The OAIC’s month by month breakdown shows a steady increase in notifications by month, going from 55 notifications in March to 90 notifications in June. Overall, accounting for the partial quarter in the first report, we’ve seen a doubling in the rate of notifications.
However, there are a lot of factors that may be affecting the notification rate. Since February, many companies and agencies have implemented new processes to make sure they comply with the NDB scheme, and this may be driving more notifications. On the other hand, in our experience a lot of companies and agencies are still unsure about their notification obligations and when to notify, so they might be over reporting – notifying breaches that may not meet the ‘likely risk of serious harm’ threshold just to be sure that they are limiting their compliance risk.
At this early stage of the scheme, we think it’s premature to draw any conclusions on rising notification rates. The rate may change significantly as companies and agencies come to grips with their obligations and what does and doesn’t need to be reported.
Teach your children staff well
59% of breaches this quarter were identified as being caused by malicious or criminal attacks. The vast majority (68%) of attacks were cyber incidents and, of those, over three quarters related to lost or stolen credentials. This includes attacks based on phishing, malware, and social engineering. Brute force attacks also featured significantly.
We think that the obvious conclusion here is that there’s an opportunity to significantly reduce the attack surface by training your staff to better protect their credentials.
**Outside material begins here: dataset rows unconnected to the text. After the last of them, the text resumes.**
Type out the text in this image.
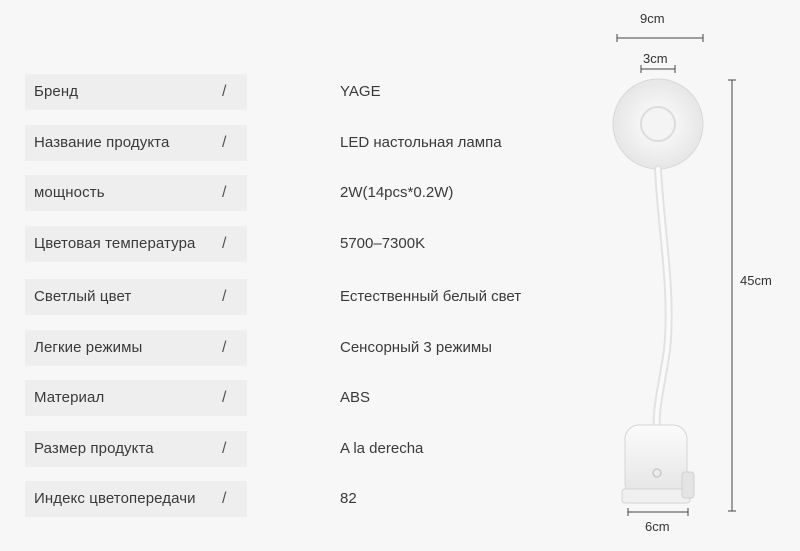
Бренд	/	YAGE
Название продукта	/	LED настольная лампа
мощность	/	2W(14pcs*0.2W)
Цветовая температура /	5700–7300K
Светлый цвет	/	Естественный белый свет
Легкие режимы	/	Сенсорный 3 режимы
Материал	/	ABS
Размер продукта	/	A la derecha
Индекс цветопередачи /	82
9cm
3cm
45cm
6cm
For example, teach them how to recognise phishing attempts, run drills, and enforce regular password changes.
There are also some system issues that could be addressed, such as multi-factor authentication, enforcing complex password requirements, and implementing rate limiting on credential submissions to prevent brute force attacks.
To err is human
Human error accounted for 36% of breaches this quarter. It was the leading cause in the first quarterly report, but again, there are a number of factors that could have caused this shift.
Notably, over half of the breaches caused by human error were scenarios in which personal information was sent to the wrong person – by email, mail, post, messenger pigeon or what have you, but especially email (29 notifications). Again, this suggests a prime opportunity to reduce your risk by training your staff. For example, it appears that at least 7 people this quarter didn’t know (or forgot) how to use the BCC/Blind Carbon Copy function in their email.
People make mistakes. And we know this, so it’s a known risk. We should be designing processes and systems to limit that risk, such as systems to prevent mistakes in addressing.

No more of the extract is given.